Southern Ontario Population Growth, 2016 to 2021

n.b. originally posted on exit278.ca.  Content transferred here with minor textual updates.)

I’m just going to park this here for now. This is a quick map showing population change from 2016 to 2021 in southern Ontario municipalities (i.e, census subdivisions). The division between “southern Ontario” and all else was a bit arbitrary, and the color range doesn’t bode well with the baselayer, but there are some interesting things here to discover all the same. Population change in the suburbs and exurbs is mad-high.  (e.g, Collingwood, Waterloo, Kitchener, Barrie area, Peterborough).  I suppose this confirms what the realtors were telling us about the covid.

Why the smattering of negative population growth?

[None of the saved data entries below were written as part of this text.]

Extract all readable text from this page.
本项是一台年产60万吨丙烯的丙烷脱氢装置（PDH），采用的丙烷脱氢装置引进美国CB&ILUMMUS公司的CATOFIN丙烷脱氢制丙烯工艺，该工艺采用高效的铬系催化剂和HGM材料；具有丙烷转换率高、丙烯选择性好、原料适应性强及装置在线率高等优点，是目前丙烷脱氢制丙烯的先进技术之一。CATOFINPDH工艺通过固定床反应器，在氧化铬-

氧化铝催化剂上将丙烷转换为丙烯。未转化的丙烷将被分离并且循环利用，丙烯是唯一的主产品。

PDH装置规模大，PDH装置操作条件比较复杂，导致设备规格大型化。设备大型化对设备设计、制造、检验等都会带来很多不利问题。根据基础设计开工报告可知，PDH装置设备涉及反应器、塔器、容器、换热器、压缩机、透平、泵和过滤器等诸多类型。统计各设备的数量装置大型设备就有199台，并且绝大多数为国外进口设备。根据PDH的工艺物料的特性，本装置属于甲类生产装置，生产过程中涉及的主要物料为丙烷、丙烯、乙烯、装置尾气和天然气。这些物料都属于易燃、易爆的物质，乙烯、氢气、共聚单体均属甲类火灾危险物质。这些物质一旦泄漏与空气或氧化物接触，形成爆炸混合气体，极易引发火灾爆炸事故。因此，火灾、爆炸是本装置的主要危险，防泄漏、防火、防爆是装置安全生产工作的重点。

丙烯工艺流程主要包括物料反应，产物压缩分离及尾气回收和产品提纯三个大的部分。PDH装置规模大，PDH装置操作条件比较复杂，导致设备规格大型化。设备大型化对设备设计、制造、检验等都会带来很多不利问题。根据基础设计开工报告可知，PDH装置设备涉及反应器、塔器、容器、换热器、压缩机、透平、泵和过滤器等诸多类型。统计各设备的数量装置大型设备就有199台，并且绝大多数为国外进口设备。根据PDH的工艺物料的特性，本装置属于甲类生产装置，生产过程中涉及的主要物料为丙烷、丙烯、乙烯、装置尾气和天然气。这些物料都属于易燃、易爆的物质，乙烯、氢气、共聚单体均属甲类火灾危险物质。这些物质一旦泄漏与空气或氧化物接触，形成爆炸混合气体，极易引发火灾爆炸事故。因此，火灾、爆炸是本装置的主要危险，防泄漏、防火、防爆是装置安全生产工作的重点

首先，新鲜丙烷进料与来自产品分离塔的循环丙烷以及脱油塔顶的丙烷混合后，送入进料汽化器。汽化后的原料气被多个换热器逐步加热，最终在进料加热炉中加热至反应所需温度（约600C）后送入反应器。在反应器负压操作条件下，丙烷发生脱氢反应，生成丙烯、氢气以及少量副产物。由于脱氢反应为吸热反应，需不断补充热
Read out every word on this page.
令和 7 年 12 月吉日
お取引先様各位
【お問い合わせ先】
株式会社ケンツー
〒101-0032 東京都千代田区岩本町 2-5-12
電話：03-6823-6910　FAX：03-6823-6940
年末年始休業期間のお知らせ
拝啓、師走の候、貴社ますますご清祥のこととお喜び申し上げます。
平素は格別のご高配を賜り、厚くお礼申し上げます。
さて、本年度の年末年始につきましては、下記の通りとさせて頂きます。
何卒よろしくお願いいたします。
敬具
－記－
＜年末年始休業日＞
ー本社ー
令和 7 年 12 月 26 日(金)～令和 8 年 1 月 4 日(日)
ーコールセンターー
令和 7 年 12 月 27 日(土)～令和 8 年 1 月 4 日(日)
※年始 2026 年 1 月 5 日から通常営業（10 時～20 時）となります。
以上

You will see some red points here and there on the map. Note that many of these are IRI’s – First Nations/Indigenous communities.  Some of these geographies have very small populations, meaning that it doesn’t take much for a high-value population change (negative or positive) to occur.  And in some other cases, numbers were not reported in either 2016 or 2021, which leaves the value as null, causing the red mark.  I’ll fix this in a future update.

Future changes I’m thinking about

  • fixing the colour
    • [fixed. so long lime greens, hello cooler blues.  Stamen baselayer now works.)
  • all of Canada.  (comparatives won’t always be useful)
  • the increase in dwellings and of population in K-W CT’s.  (Watch the suburbs grow.)
    • Still TBD.  This would be its own map

Welcome back, blog.  I suppose i should match the content to the URL.